Question

How do you integrate $\ln ({x^2}\,\, + \,\,\,4)$ ?

Answer 1

To solve this question, we must first have knowledge of the basics of integration and the techniques that we use to solve the integrals. And we can solve this question in a very simple manner by using the Integration by parts and substitution method and then only we can conclude the correct answer.

Complete Step by Step answer:
Before we move forward with the solution of this given question, let us first understand some basic concepts:
As we know that in Integral calculus, integration by substitution method which is also known as u-substitution method or change of variables method. And it is a method for evaluating integrals and antiderivatives.

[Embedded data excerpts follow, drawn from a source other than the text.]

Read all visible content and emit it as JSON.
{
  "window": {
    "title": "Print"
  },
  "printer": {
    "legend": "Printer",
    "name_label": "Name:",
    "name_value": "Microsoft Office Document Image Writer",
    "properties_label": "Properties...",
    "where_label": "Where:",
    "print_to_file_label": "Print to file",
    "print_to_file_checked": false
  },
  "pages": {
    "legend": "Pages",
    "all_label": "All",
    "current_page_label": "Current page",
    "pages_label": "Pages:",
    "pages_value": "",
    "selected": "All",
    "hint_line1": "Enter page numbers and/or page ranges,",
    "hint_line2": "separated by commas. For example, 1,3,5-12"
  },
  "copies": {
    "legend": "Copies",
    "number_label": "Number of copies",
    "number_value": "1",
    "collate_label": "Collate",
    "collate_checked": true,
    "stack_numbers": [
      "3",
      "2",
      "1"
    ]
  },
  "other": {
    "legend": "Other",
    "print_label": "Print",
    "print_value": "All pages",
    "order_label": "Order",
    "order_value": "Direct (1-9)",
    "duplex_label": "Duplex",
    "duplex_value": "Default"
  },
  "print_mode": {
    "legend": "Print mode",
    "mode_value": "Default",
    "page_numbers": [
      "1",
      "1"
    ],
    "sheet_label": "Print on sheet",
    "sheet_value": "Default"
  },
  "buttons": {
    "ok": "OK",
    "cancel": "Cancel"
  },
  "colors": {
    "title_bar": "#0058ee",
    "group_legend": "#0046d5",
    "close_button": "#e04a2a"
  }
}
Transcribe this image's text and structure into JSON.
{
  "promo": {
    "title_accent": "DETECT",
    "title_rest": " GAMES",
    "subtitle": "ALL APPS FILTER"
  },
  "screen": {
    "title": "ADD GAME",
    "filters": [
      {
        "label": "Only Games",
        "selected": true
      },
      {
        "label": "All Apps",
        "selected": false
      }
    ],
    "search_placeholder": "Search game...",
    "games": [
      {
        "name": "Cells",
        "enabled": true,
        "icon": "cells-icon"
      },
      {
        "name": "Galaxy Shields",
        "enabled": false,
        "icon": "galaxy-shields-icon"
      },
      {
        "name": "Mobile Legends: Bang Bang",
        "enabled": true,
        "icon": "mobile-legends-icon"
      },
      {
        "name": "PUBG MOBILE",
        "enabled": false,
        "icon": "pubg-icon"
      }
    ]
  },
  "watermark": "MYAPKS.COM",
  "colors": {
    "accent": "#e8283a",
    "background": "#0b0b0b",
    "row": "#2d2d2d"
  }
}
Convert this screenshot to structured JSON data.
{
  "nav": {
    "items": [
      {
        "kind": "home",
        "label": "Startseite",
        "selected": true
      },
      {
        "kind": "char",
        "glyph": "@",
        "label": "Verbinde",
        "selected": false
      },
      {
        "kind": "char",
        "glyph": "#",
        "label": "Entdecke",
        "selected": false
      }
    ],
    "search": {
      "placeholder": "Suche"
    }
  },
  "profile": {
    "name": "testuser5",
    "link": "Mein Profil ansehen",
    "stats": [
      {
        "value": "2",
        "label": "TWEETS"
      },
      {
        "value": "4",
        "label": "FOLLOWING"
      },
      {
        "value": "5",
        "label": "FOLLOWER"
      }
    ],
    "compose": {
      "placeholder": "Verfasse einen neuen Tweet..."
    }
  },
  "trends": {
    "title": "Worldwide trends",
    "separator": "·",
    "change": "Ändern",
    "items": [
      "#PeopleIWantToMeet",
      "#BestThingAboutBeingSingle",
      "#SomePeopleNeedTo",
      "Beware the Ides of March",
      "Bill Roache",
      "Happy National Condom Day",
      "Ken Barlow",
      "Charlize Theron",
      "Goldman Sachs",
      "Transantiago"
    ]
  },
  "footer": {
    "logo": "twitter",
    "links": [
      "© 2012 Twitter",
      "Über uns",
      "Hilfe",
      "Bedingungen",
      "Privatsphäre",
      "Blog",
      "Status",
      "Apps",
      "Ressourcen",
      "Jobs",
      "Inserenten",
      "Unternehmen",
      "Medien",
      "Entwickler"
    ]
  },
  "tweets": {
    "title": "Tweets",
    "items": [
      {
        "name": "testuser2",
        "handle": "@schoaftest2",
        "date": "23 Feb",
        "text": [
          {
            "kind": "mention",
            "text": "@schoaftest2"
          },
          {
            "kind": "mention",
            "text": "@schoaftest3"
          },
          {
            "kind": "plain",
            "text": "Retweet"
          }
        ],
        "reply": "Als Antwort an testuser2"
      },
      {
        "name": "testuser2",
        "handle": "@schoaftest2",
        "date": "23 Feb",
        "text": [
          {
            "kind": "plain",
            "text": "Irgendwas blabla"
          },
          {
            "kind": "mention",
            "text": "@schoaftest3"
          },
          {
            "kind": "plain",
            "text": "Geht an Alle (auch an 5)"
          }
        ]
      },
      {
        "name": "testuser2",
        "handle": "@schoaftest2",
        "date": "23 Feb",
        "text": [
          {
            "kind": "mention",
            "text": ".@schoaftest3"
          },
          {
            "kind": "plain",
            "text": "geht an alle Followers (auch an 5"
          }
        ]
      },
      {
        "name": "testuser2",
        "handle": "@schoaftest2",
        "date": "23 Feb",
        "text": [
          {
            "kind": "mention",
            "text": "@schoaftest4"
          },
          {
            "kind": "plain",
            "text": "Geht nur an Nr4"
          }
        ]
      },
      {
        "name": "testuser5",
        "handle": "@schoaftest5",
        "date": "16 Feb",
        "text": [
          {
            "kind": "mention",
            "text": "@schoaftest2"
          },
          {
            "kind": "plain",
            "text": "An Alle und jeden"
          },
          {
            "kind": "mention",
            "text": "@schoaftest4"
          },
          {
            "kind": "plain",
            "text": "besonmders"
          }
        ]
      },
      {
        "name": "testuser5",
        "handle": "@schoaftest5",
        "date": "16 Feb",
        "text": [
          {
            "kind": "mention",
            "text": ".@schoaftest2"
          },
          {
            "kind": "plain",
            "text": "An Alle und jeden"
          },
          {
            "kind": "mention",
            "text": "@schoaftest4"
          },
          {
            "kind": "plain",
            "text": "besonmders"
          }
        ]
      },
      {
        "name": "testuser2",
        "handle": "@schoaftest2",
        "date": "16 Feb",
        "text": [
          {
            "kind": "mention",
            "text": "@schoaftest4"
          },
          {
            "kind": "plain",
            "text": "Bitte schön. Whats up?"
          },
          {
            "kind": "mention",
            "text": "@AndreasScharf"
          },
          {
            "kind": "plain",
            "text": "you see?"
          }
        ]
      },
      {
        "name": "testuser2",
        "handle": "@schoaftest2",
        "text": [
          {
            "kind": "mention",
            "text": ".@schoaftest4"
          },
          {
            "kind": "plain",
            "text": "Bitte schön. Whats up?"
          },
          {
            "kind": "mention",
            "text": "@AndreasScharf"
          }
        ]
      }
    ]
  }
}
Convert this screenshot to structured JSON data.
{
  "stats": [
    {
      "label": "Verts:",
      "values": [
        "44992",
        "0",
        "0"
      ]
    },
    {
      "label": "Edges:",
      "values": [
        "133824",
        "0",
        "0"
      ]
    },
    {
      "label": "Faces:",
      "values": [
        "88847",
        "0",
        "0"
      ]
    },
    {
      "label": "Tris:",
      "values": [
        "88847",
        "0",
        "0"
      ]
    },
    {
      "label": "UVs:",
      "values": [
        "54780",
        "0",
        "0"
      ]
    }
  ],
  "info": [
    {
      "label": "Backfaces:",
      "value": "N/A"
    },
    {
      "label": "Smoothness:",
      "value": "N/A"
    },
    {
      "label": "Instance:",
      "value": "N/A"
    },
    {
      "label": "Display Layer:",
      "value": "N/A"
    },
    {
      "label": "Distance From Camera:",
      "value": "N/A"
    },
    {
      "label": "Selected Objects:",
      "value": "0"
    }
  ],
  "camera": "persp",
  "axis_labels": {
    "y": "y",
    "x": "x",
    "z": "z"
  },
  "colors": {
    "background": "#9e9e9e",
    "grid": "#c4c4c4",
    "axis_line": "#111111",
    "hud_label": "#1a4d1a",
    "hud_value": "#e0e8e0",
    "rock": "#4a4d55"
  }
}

In the Substitution method we basically substitute the variables part (which is heavy or complex to solve directly using the integration formula) with a temporary variable or in terms of a temporary variable which will eventually remove the complexities (usually we use the variable ‘u’ or ‘t’) and then convert the integral in the form of that variable and simply solve for that variable and when we get the answer in terms of that new variable, then we again substitute the values of new assumed variable with the original one. And hence we get our required answer.

The formula of integration by parts is:
$\smallint {1^{st}}fun \times {2^{nd}}fun\,\, = \,\,{2^{nd}}fun \times \smallint {1^{st}}fun\,\, - \,\,\smallint \left( {\smallint {1^{st}}fun \times d\left( {{2^{nd}}fun} \right)} \right)$
Where, fun = function and d = differentiation.
Step 1: We will use integration by parts:
Let $I\,\, = \,\,\smallint \ln ({x^2}\,\, + \,\,\,4) \times 1\,\,dx$
Here we assume that out first function is 1 and our second function is $\ln ({x^2}\,\, + \,\,\,4)$
By applying integration by parts on $I\,\, = \,\,\smallint \ln ({x^2}\,\, + \,\,\,4) \times 1\,\,dx$ we get:
$\Rightarrow I\,\, = \,\,x\ln ({x^2}\,\, + \,\,\,4)\,\, - \,\,\smallint x \times \dfrac{{2x}}{{{x^2}\,\, + \,\,4}}dx$
And in the above step we have calculated the differentiation of second function we have used substitution:
$\Rightarrow u\,\, = \,\,\ln ({x^2}\,\, + \,\,4) \\\ then,\,\,du\, = \,\dfrac{1}{{{x^2}\,\, + \,\,4}} \times 2x \times dx\,\, = \,\,\dfrac{{2x}}{{{x^2}\,\, + \,\,4}}dx \\\$

Step 2:
$\Rightarrow I\,\, = \,\,x\ln ({x^2}\,\, + \,\,\,4)\,\, - \,\,2\smallint \dfrac{{{x^2}}}{{{x^2}\,\, + \,\,4}}dx$
$\Rightarrow I\,\, = \,\,x\ln ({x^2}\,\, + \,\,\,4)\,\, - \,\,2\smallint \dfrac{{{x^2} + 4 - 4}}{{{x^2}\,\, + \,\,4}}dx \\\ \Rightarrow I\,\, = \,\,x\ln ({x^2}\,\, + \,\,\,4)\,\, - \,\,2\smallint \left( {1 - \dfrac{4}{{{x^2}\,\, + \,\,4}}} \right)dx \\\$
$\Rightarrow I\,\, = \,\,x\ln ({x^2}\,\, + \,\,\,4)\,\, - \,\,2\smallint \dfrac{{{x^2} + 4 - 4}}{{{x^2}\,\, + \,\,4}}dx \\\ \Rightarrow I\,\, = \,\,x\ln ({x^2}\,\, + \,\,\,4)\,\, - \,\,2\left( {x - 4 \times \dfrac{1}{2}{{\tan }^{ - 1}}\left( {\dfrac{x}{2}} \right)} \right)dx\,\, + \,\,C \\\$

And hence the required answer is: $I\,\, = \,\,x\ln ({x^2}\,\, + \,\,\,4)\,\, - \,\,2x + 4{\tan ^{ - 1}}\left( {\dfrac{x}{2}} \right)dx\,\, + \,\,C$

Note: Integration by parts or partial integration is a process that finds the integral of a product of functions in terms of the integral of the product of their derivative and antiderivative.